After planning to strike, Veracruz players protest over wages in early minutes vs. Tigres

Veracruz players Sebastian Jurado, left, and Meliton Hernandez, leave the field after losing their Mexican soccer league match to Queretaro in Veracruz, Mexico, Tuesday, Aug. 27, 2019. The Tiburones Rojos from Veracruz set a world record Tuesday for a top-flight team with the most games in a row, 33, without a single win. (AP Photo/Felix Marquez)
Veracruz players stood still in protest over unpaid wages as they got scored on. (AP Photo/Felix Marquez)

After initially planning to boycott the game entirely over unpaid wages, Liga MX team Veracruz ended up playing, but staging a protest in the early minutes against Tigres Friday night in Mexico.
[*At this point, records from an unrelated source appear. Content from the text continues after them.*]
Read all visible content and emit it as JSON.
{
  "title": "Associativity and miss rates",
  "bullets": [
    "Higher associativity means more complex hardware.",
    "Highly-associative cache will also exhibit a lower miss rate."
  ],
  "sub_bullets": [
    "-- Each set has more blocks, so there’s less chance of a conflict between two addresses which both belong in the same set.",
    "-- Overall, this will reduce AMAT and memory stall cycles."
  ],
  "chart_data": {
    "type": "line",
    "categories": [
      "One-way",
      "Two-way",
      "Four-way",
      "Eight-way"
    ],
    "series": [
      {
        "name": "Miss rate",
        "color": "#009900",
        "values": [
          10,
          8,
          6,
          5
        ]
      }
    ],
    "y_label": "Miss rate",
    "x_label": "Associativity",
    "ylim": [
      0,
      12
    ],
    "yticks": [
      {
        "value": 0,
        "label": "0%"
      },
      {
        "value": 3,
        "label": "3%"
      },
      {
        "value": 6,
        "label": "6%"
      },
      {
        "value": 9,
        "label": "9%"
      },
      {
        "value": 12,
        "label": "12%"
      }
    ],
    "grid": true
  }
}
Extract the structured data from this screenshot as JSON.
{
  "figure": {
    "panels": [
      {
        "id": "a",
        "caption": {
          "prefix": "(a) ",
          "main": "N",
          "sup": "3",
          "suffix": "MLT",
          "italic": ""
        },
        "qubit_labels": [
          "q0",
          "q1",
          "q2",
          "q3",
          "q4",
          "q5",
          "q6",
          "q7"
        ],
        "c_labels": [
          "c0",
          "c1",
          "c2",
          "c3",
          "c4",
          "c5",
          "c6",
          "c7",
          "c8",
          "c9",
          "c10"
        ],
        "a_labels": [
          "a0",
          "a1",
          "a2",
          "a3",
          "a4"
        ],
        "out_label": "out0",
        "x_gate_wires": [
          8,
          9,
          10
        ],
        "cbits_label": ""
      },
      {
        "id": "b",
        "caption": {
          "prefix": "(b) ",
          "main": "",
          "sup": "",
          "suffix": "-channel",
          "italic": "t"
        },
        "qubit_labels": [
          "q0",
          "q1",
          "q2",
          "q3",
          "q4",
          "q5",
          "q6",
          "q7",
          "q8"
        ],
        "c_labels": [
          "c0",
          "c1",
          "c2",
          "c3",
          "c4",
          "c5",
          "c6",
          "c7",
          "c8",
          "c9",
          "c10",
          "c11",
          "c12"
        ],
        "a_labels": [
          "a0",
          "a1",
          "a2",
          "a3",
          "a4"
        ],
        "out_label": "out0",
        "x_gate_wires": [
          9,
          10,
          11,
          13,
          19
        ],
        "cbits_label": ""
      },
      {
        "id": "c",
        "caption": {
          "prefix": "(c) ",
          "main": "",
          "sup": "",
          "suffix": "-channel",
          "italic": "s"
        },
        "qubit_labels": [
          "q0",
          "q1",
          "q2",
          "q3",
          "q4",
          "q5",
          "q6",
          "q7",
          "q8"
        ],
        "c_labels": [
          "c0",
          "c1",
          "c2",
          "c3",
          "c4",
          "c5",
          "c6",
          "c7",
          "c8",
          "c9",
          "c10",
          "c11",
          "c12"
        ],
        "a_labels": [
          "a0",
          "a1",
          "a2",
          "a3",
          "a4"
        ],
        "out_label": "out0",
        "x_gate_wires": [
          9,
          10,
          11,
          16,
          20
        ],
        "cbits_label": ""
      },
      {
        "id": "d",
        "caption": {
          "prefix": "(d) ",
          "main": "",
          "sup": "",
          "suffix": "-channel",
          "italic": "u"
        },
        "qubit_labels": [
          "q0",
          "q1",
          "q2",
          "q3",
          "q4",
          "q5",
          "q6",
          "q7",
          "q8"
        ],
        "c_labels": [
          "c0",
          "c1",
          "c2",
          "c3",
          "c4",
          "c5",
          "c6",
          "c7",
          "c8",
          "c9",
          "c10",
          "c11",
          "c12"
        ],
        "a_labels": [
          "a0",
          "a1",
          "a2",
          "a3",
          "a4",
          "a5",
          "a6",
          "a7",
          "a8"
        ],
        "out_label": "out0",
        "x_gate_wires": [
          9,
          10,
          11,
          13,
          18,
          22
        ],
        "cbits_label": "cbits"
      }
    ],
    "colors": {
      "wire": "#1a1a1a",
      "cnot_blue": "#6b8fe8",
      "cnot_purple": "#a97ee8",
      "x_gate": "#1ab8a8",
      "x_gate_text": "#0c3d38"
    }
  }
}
"Footballers from the Tiburones Rojos del Veracruz have agreed not to play the next fixture of the 2019 Apertura against Tigres, a decision supported emphatically by the Mexican Footballers Association (AMFproMX) and all the footballers in the domestic game in solidarity with the clear interference of their labor rights," read part of the statement released from AMFproMX on Wednesday, ESPN reported.

Liga MX president Enrique Bonilla threatened the club with immediate relegation should it not take the field Friday, according to ESPN. So instead of carrying out the original plan, both sides stopped play for the first minutes of the game.

Veracruz continued the protest through the first four minutes and 20 seconds, but in the meantime, Tigres began to score. Veracruz players reportedly remained motionless.

The scene was astonishing.

Tigres was up 3-0 in the eighth minute, which reportedly was not part of the plan.

TV Azteca also reported that Tigres knew the protest would last three minutes.

Veracruz, which occupies the league’s cellar and will lose its 40th consecutive league game should Friday’s result hold, has been embroiled in a number issues on- and off-field as of late. The club paid a sizable fine to stay in Liga MX at the end of last season.

Alvaro Ortiz, president of AMFproMX, said that some players were owed six months in wages and that workers at the club were “sleeping on mats in the stadium,” and that “some of the players' children had been kicked out of school due to lack of payments,” according to ESPN.

He also said that the players “felt abandoned by the Liga MX and that their human rights hadn't been respected.”

"It's a question of solidarity, a question of helping those who need it most, of the dignity of the players," Ortiz told reporters. "We know other players in other clubs understand. This is a topic of solidarity, it's not a call for a [general league-wide] strike."